This article discusses how many sets per muscle group per session is ideal and how many sets per week must be performed to see improvement.
What is a set?
A set is a specific number of repetitions done at one time. For example, performing 12 bicep curls in a row without stopping is one set.
How many sets?
Studies show that the initial training period (the first 6-12 weeks) exercisers benefit by performing one set/muscle group for the upper body and two sets/muscle group for the lower body followed by a progressive increase up to 3-4 sets/muscle group. This is for individuals with the goal of optimizing hypertrophy (increasing muscle size), strength, and/or power.
Upper body exercises vs lower body exercises
Upper body exercises involve the movements of the arms. For example, chest press, row, shoulder press and pulldowns are good examples. Lower body exercises include squats, lunges, and deadlifts and all their variations.
Novice exercise routine
Acute variables include 60-70% of 1-rep max (the most you can move once), repetitions per set are 12-20 with a rest period of 1-3 minutes.
Legs - Squat
Back - Row
Chest - Knee push-ups
Legs - Frontal plane step ups
Shoulders - Scaptions
Middle back - Floor cobra
Experienced exerciser routine for upper body
Acute variables include 75-90% of 1-rep max, repetitions per set are 6-12 with a rest period of up to 3 minutes.

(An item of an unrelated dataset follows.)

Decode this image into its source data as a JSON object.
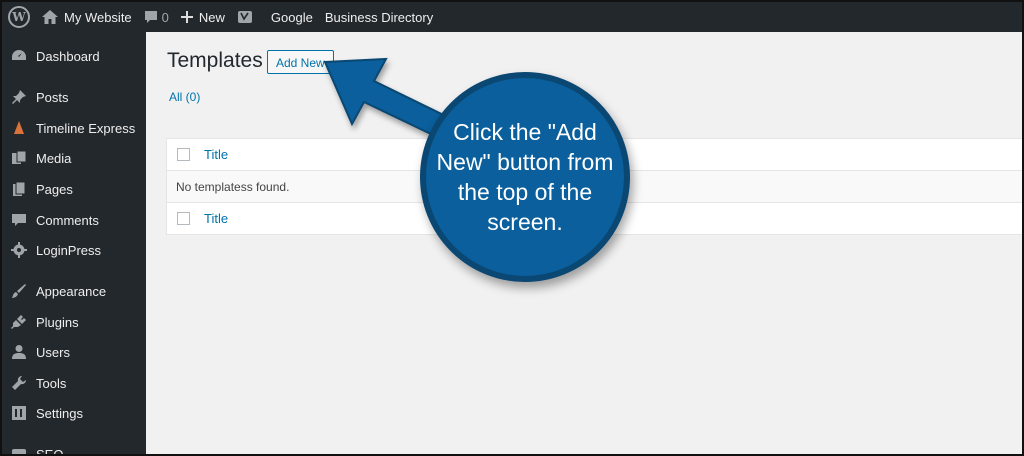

Chest - Incline bench press
Chest - Dumbbell press on ball
Back - Pull-ups
Back - Chaos row
Arms - Curl to press
Middle back - Standing cobra using elastic band
More sets doesn't translate to better results especially for the novice exerciser. One set for each upper body muscle group and two sets for each lower body muscle group is all that is needed for improvement for the first 6-12 weeks of training. This will minimize injury and maximize muscle strength and size.
Experienced exercisers will see diminishing returns when performing more than 5 sets per muscle group.